# A Closer look at Few Shot Classification
##
## Experimental Setup
- addresses the few-shot classification problem under three scenarios:
(1) generic object detection (uses mini-ImageNet)
(2) fine-grained image classification (ises CUB)
(3) cross-domain adaptation
- datasets:
(1) mini-ImageNet (64 base, 16 validation and 20 novel classes, as suggested by Ravi & Larochelle 2017) --> uses on
(2) CUB-200-2011 (100 base, 50 validation, and 50 novel classes, as suggested by the author)
(3) mini-ImageNet for base, CUB for validation and novel classes (50 validation and 50 novel classes).
## Implementation Details
There are two main experiments under comparison. First is the experiment with baseline and baseline++ and second is the meta-learning approaches. Note that
**Training**
- baseline, baseline++: 400 epochs, 16 batch size
- meta-training/testing: 60,000 episodes for 1 shot task, 40,000 episodes fpr 5-shot tasks
- validation set is used to select the number of episodes
- in each episode, N classes are sampled to form N-way classification.
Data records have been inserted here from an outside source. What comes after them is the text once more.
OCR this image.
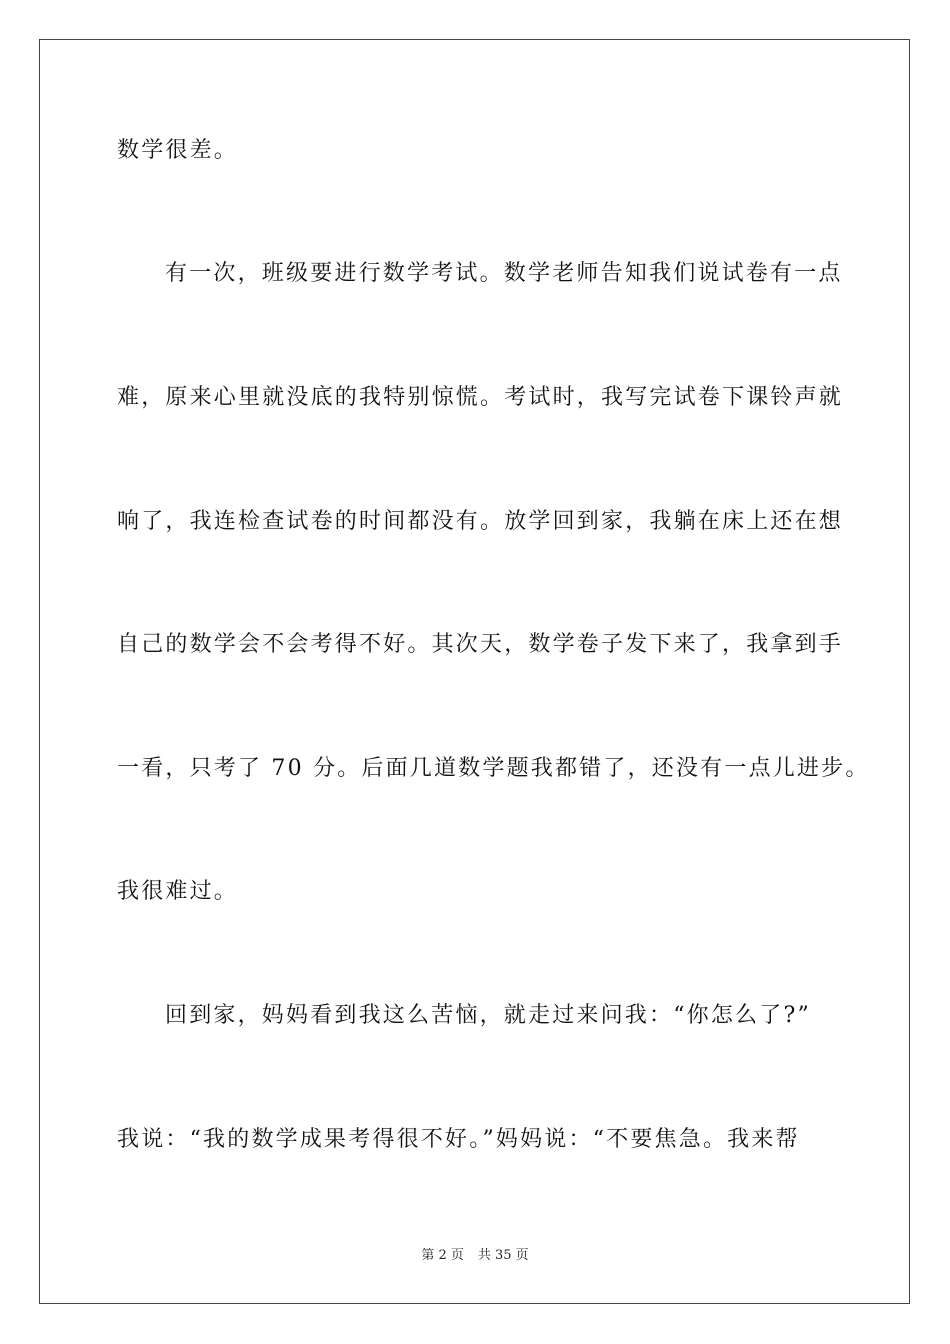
数学很差。
有一次，班级要进行数学考试。数学老师告知我们说试卷有一点
难，原来心里就没底的我特别惊慌。考试时，我写完试卷下课铃声就
响了，我连检查试卷的时间都没有。放学回到家，我躺在床上还在想
自己的数学会不会考得不好。其次天，数学卷子发下来了，我拿到手
一看，只考了 70 分。后面几道数学题我都错了，还没有一点儿进步。
我很难过。
回到家，妈妈看到我这么苦恼，就走过来问我：“你怎么了?”
我说：“我的数学成果考得很不好。”妈妈说：“不要焦急。我来帮
第 2 页 共 35 页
- for each class, k labeled instances are picked (therefore k-shot task), so k instances for the support set and 16 instances for the query task.
**Testing**
- a total of 600 experiments, with each experiment sampling 5 random classes from novel classes, each of which consists of k-number of instances for the support set and 16 instances for the query set.
- for baseline and baseline++, the entire support set is used for training the classification model in both baseline and meta-learning methods (100 iterations and 4 batch size)
- for meta-learning testing, classification model is conditioned on the support set.
**Common Settings**
- all methods are trained from scrath with adam and learning rate = 10^-3
- apply standard data augmentation: random crop, left-right flip, color jitter (in both training and meta-training stage)
## Evaluation using standard setting
- few-shot classification setting (1-shot abd 5-shot)
- four-layer convolutional backbone (Conv-4)
- input size is 84x84
- during testing, 5-way classification is performed in meta testing
- author uses 5-way for one-shot and five-shot, but the official results use 30-way for one-shot and 20-way for five-shot.
- author points out that the re-implementation of models causes differences with the original ones by no more than 2%. The reason is due to slight modifications of the model (e.g using the same optimizer for training in order for consistency)
- under the 5 way setting, all models are trained with data augmentation, 1, 5-shot settings, and a Conv4 backbone.
- **baseline++** happens to perform in a competitive way compared to other meta-learning methods.
- **a major finding is that by reducing the intra-class variations, baseline under the setting of few-shot classification can also achieve higher accuracy.**
## Evaluation on backbone depth, cross-domain setting(miniImageNet->CUB) further adaptation
### deeper backbone
- gap between existing methods can be reduced if their intra-class variations are reduced by deeper backbones.
- it is realised that some meta-learning models are worse than their proposed baseline++ with deeper backbones.
- some meta-learning models also perform poorly compared to the baseline on CUB dataset (caused by domain shift between base and novel classes)
### cross-domain shift scenario
- baseline actually outperforms all models when there is a large diffrence in domain.
- In such case,the author hypothesizes that there may be a trade-off between intra-class variation and cross-domain adaptability.
### effect of further adaptation
- the author attempts to adapt the meta-learning models by **fixing the features and training a softmax classifier** (simle adaptation scheme).
## conclusion
- in a summary, the author conducted two experiments, deeper backbones and domain adaptation.
- the first experiment proves that deeper layers are capable of reducing intra-class variations, which explains why the baselines outperform some meta-learning models.
- the second experiment proves that by reducing intra-class variations, adaptability may become poorer. This is proven by training meta-learning models with easy adaptation scheme, which produces better results than the baselines.
- therefore, the author concludes that there is a trade-off between intra-class variation and adaptability.
- the author also realizes that the weakness of meta-learning and domain adaptive methods combined is that it leads to **inconsistency** at task-testing time, which explains why ProtoNet's performance degrades when domain difference is less.
- **therefore, learning to adapt to different in the meta-training stage is important**.
- the author claims that this could be a potential research in few-shot classification, where models need to **learn to adapt**.